15. The computing device of claim 1, wherein the content additionally prompts a user of the computing device to perform an action using an input device of the computing device to initiate a call to a telephone number of a contact stored in a contact list on the computing device in response to the recognition of the at least one target sound.

16. A method of controlling a user interface of a computing device, the method comprising:

recognising at least one target sound in a monitored environment;

determining an operating mode of the computing device that is associated with the at least one target sound;

outputting content, via the user interface of the computing device, that is associated with the operating mode, wherein the content prompts a user of the computing device to perform an action using an input device of the computing device to instruct the computing device to control a controllable device in the monitored environment in response to the recognition of the at least one target sound.

17. The method of claim 16, wherein the at least one target sound is a non-verbal sound.

18. A computer-readable storage medium comprising instructions which, when executed by a processor of a computing device cause the computing device to perform the method of claim 16.

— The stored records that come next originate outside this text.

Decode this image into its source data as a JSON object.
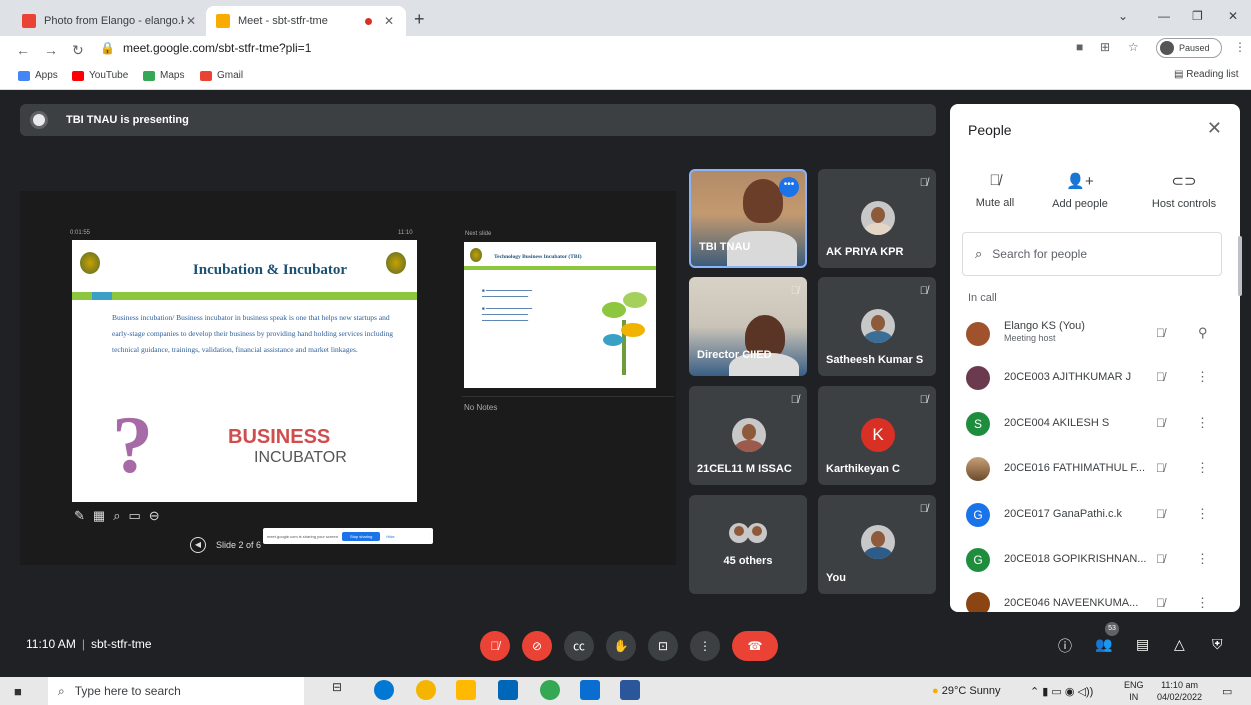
{
  "browser": {
    "tabs": [
      {
        "title": "Photo from Elango - elango.ks@...",
        "active": false,
        "favicon_color": "#ea4335"
      },
      {
        "title": "Meet - sbt-stfr-tme",
        "active": true,
        "favicon_color": "#f9ab00"
      }
    ],
    "url": "meet.google.com/sbt-stfr-tme?pli=1",
    "profile_status": "Paused",
    "bookmarks": [
      "Apps",
      "YouTube",
      "Maps",
      "Gmail"
    ],
    "reading_list": "Reading list"
  },
  "meet": {
    "presenting_banner": "TBI TNAU is presenting",
    "presentation": {
      "elapsed": "0:01:55",
      "clock": "11:10",
      "next_slide_label": "Next slide",
      "notes": "No Notes",
      "slide_counter": "Slide 2 of 6",
      "slide_title": "Incubation & Incubator",
      "slide_body": "Business incubation/ Business incubator in business speak is one that helps new startups and early-stage companies to develop their business by providing hand holding services including technical guidance, trainings, validation, financial assistance and market linkages.",
      "slide_art_word1": "BUSINESS",
      "slide_art_word2": "INCUBATOR",
      "next_title": "Technology Business Incubator (TBI)",
      "toast_text": "meet.google.com is sharing your screen",
      "toast_stop": "Stop sharing",
      "toast_hide": "Hide"
    },
    "tiles": [
      {
        "name": "TBI TNAU",
        "type": "video"
      },
      {
        "name": "AK PRIYA KPR",
        "type": "avatar"
      },
      {
        "name": "Director CIIED",
        "type": "video"
      },
      {
        "name": "Satheesh Kumar S",
        "type": "avatar"
      },
      {
        "name": "21CEL11 M ISSAC",
        "type": "avatar"
      },
      {
        "name": "Karthikeyan C",
        "type": "letter",
        "letter": "K"
      },
      {
        "name": "45 others",
        "type": "group"
      },
      {
        "name": "You",
        "type": "avatar"
      }
    ],
    "meeting_time": "11:10 AM",
    "meeting_code": "sbt-stfr-tme",
    "participant_count": "53"
  },
  "people_panel": {
    "title": "People",
    "actions": [
      "Mute all",
      "Add people",
      "Host controls"
    ],
    "search_placeholder": "Search for people",
    "section": "In call",
    "participants": [
      {
        "name": "Elango KS (You)",
        "sub": "Meeting host",
        "avatar": "photo"
      },
      {
        "name": "20CE003 AJITHKUMAR J",
        "avatar": "photo"
      },
      {
        "name": "20CE004 AKILESH S",
        "avatar": "S",
        "color": "#1e8e3e"
      },
      {
        "name": "20CE016 FATHIMATHUL F...",
        "avatar": "photo"
      },
      {
        "name": "20CE017 GanaPathi.c.k",
        "avatar": "G",
        "color": "#1a73e8"
      },
      {
        "name": "20CE018 GOPIKRISHNAN...",
        "avatar": "G",
        "color": "#1e8e3e"
      },
      {
        "name": "20CE046 NAVEENKUMA...",
        "avatar": "photo"
      }
    ]
  },
  "taskbar": {
    "search_placeholder": "Type here to search",
    "weather": "29°C Sunny",
    "lang1": "ENG",
    "lang2": "IN",
    "time": "11:10 am",
    "date": "04/02/2022"
  }
}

19. A computing device comprising a processor configured to:

recognise at least one target sound in a monitored environment;

launch an application installed on the computing device, wherein the application is associated with the operating mode.

20. A computer implemented method for controlling a computing device comprising:

recognising at least one target sound in a monitored environment;

determining an operating mode of the computing device that is associated with the at least one target sound; and

launching an application installed on the computing device, wherein the application is associated with the operating mode.